XSLT and Binary File Formats

by Philip Fennell

With all the recent talk of angle bracket taxes and what XML is and isn't good for, I thought it would be fun to look at taking XSLT to places where it is not normally associated - the generation of binary file formats.


The sequence in XSLT 2.0 is of more use than the humble node-set. Not just restricted to nodes, you have access to things like the tokenize() function, that creates a sequence of strings or you can concatenate a sequence using the comma operator. The comma operator can be used on any data type.


However, there is nothing here that lifts us out of the ordinary; not until, that is, you create a sequence of xs:unsignedByte numbers. This sequence can be considered a byte sequence, and if you can create a byte sequence you can create just about any binary file format you like. A good example of this would be an image file like a Tagged Image File Format (TIFF) image. If you don't get involved in image compression, it is relatively easy to create a TIFF image, after all it is only a series of sequences of bytes.


Mind you, there are two problems to deal with. The first is that a basic XSLT 2.0 processor does not support the xs:unsignedByte data type. Only a schema aware processor is required to support that data type. So, in the absence of the latter you'd have to make do with xs:integer and put up with the extra memory needed. Secondly, and more importantly is - how to get a byte sequence out the other end of an XSLT processor!


2 Comments

Christian Timmerer
2008-06-02 02:40:35
MPEG, a working group of ISO/IEC, has standardized (within its MPEG-21 Digital Item Adaptation standard) means for generating binary file formats based on so-called Bitstream Syntax Descriptions (BSDs). The main application is the adaptation of (scalable) multimedia contents (JPEG2000, MPEG-4 SVC, etc.).

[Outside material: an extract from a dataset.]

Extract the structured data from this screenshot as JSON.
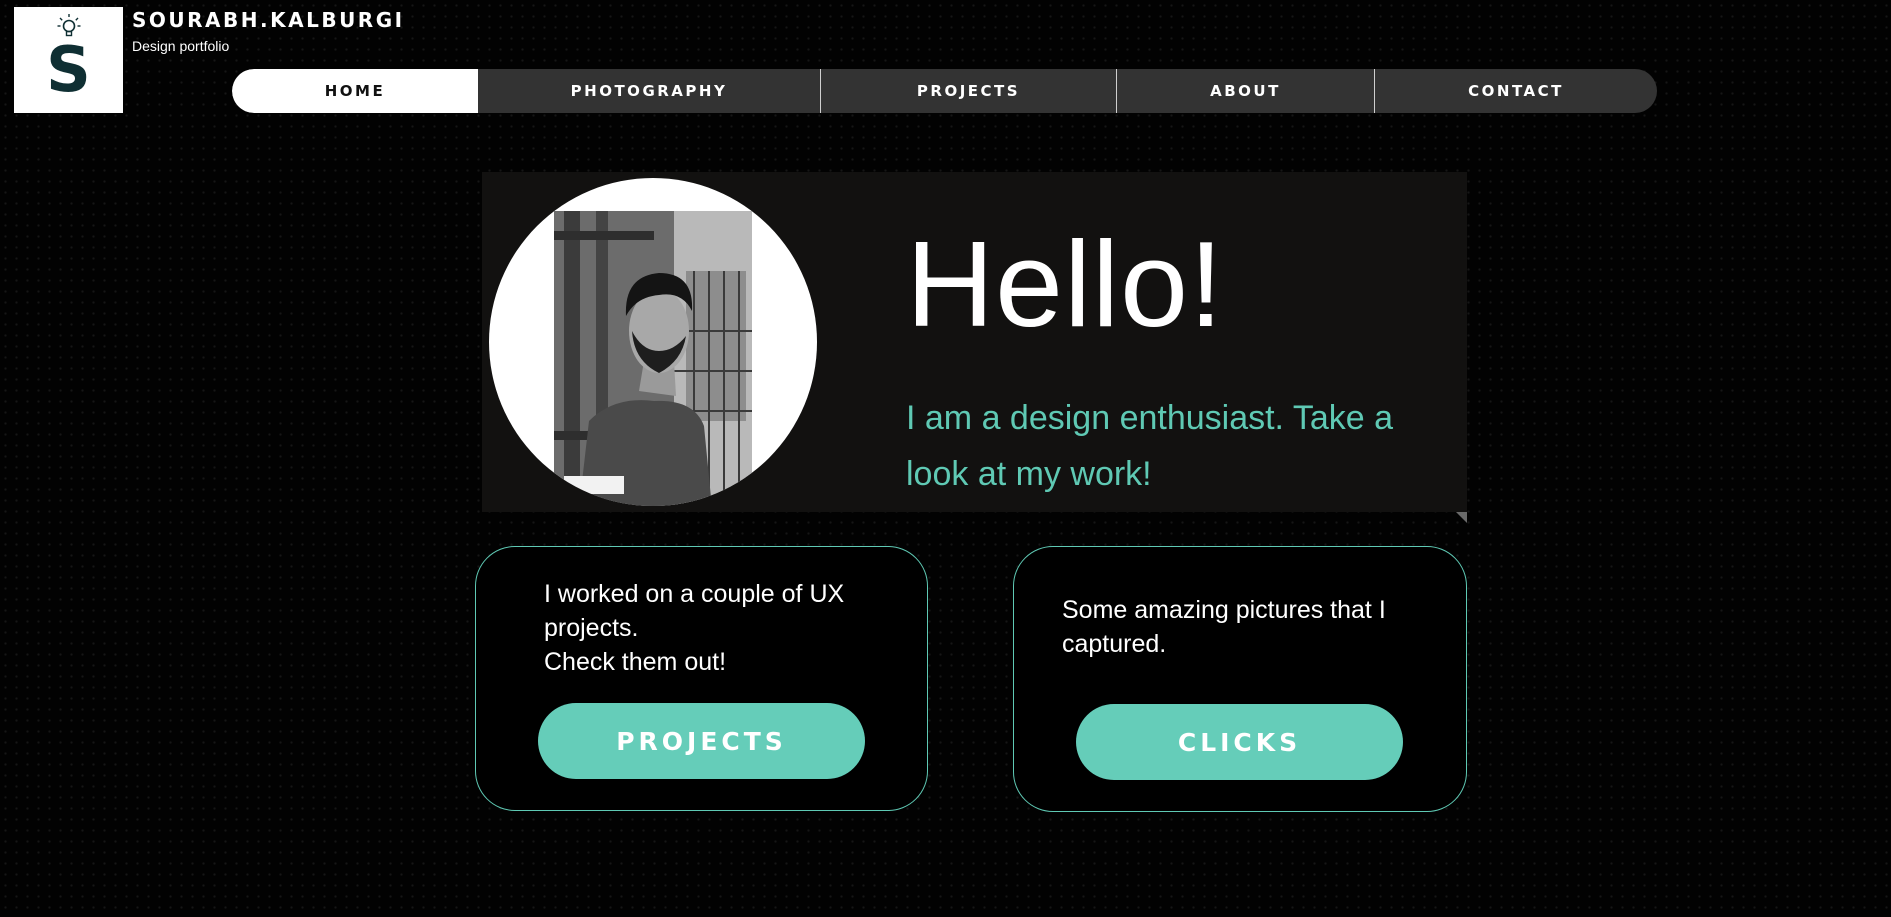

A BSD describes the structure of a bitstream in terms of packets, headers, layers, etc. It's also possible to include a parameter value in the BSD. The data type of the parameter is either provided through the schema to which the BSD belongs or directly in the BSD through xsi:type. Additional data types (mainly for multimedia formats) have been defined by the standard which are not natively covered by XML Schema built-in data types.

Philip Fennell
2008-06-02 03:20:14
Thanks Christian, I'll take a look at that.